JOHANNESBURG - Economists warn that a weaker rand lies ahead as the South African Reserve Bank signalled that the financial condition of the country’s state-owned enterprises (SOEs) could lead to them defaulting on debt obligations, which could not only adversely affect government finances, but also other financial institutions exposed to these enterprises.
In its Financial Stability report published on Friday, the central bank said most SOE’s would not be viable entities without government support.
Government financial guarantees have continued to increase, but the government’s overall guarantees to SOEs “are expected to remain within the 10percent to 11percent of gross domestic product range”.
“However, SOEs continued to report weak financial results due to operational inefficiencies, weak corporate governance structures, and poor procurement practices,” the central bank said.
Answering a parliamentary question earlier this year, Finance Minister Malusi Gigaba said nine of South Africa’s state-owned entities racked up a debt of close to R700billion in the 2015-16 financial year on which they had to pay R51billion worth of interest.
New SAA chief executive Vuyani Jarana has already met with the country’s big banks to negotiate the refinancing of about R6bn in outstanding loans.
The banks include Standard Bank, FirstRand, Nedbank, Investec and Barclays Africa.

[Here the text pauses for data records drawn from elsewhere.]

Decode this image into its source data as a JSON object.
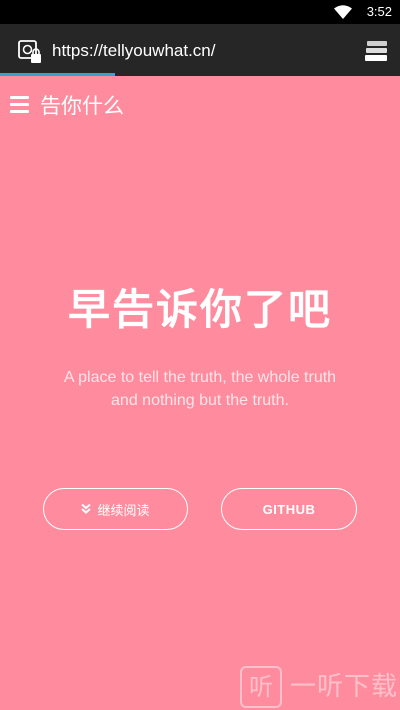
{
  "status_bar": {
    "time": "3:52",
    "wifi_icon": "wifi-icon"
  },
  "browser": {
    "url": "https://tellyouwhat.cn/",
    "site_icon": "secure-site-icon",
    "tabs_icon": "tabs-stack-icon",
    "progress_color": "#35a1d6",
    "toolbar_color": "#262626"
  },
  "page": {
    "background_color": "#ff8c9e",
    "menu_icon": "hamburger-menu-icon",
    "site_title": "告你什么",
    "hero_title": "早告诉你了吧",
    "hero_subtitle": "A place to tell the truth, the whole truth and nothing but the truth.",
    "buttons": {
      "read_more_icon": "double-chevron-down-icon",
      "read_more_label": "继续阅读",
      "github_label": "GITHUB"
    }
  },
  "watermark": {
    "logo_glyph": "听",
    "text": "一听下载"
  }
}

International banks have already shown their displeasure with the debt-ridden SOEs.
This year alone the government has transferred in excess of R5bn to the national carrier to avoid it defaulting on debt owed to Citigroup and Standard Chartered after the banks refused to extend the terms of the loans.
Richard Downing, an economist at the South African Chamber of Commerce and Industry, said the extension of the country’s expenditure ceiling was inevitable due to the guarantees for financially stressed and ill-managed state-owned enterprises.
“In particular SAA and the South African Post Office, (Sapo) to which an additional R13.7bn will be transferred in the 2017/18 fiscal year, with SAA getting R10bn and Sapo R3.7bn,” Downing said.
Peter Montalto, a research analyst at Nomura, agreed, saying South Africas SOEs presented a real systematic risk to the economy.
“We believe the issue of parastatals, their risks, governance, funding restraints and links to the sovereign will become an increasingly important issue for the rating agencies, and ultimately be a contributory factor in pushing both Standard & Poor’s and Moody’s over the edge into junk status,” Montalto said.
Rand to slide
As the country and economy grapple with the financial decay of SOEs and mismanagement scandals, BMI Research, a subsidiary of the Fitch Group, on Friday said South Africa’s slow growth and high inflation suggested depreciation for the rand lies ahead.
“We see the rand as set for a gradual sell-off, forecasting the currency will end 2017 at R13.95 to the dollar.
“This is revised from our prior forecast of R13.10, and reflects our view that the resumption of a gradual down trend is likely to begin before the end of this year,” BMI said.
The rand, which has been reeling post the underwhelming Medium-Term Budget Policy Statement, is expected to see no respite this week.
Annabel Bishop,chief economist at Investec, on Friday said the rand would continue to weaken on fears of sub-investment credit rating reviews expected.
“In the week ahead (this week), the rand is expected to trade in a range of R14.10 to R14.80 to the dollar, R17.30 to R16.40 to the euro and R19.40 to R18.70 to the British pound, with the risk towards depreciation as fears of downgrades persist,” Kaplan said.
Meanwhile, the World Bank’s flagship annual publication released last week showed that South Africa ranked 82nd out of 190 counties in the ease of doing business index.
It was the only large economy which received a worse score in 2016 than in 2017.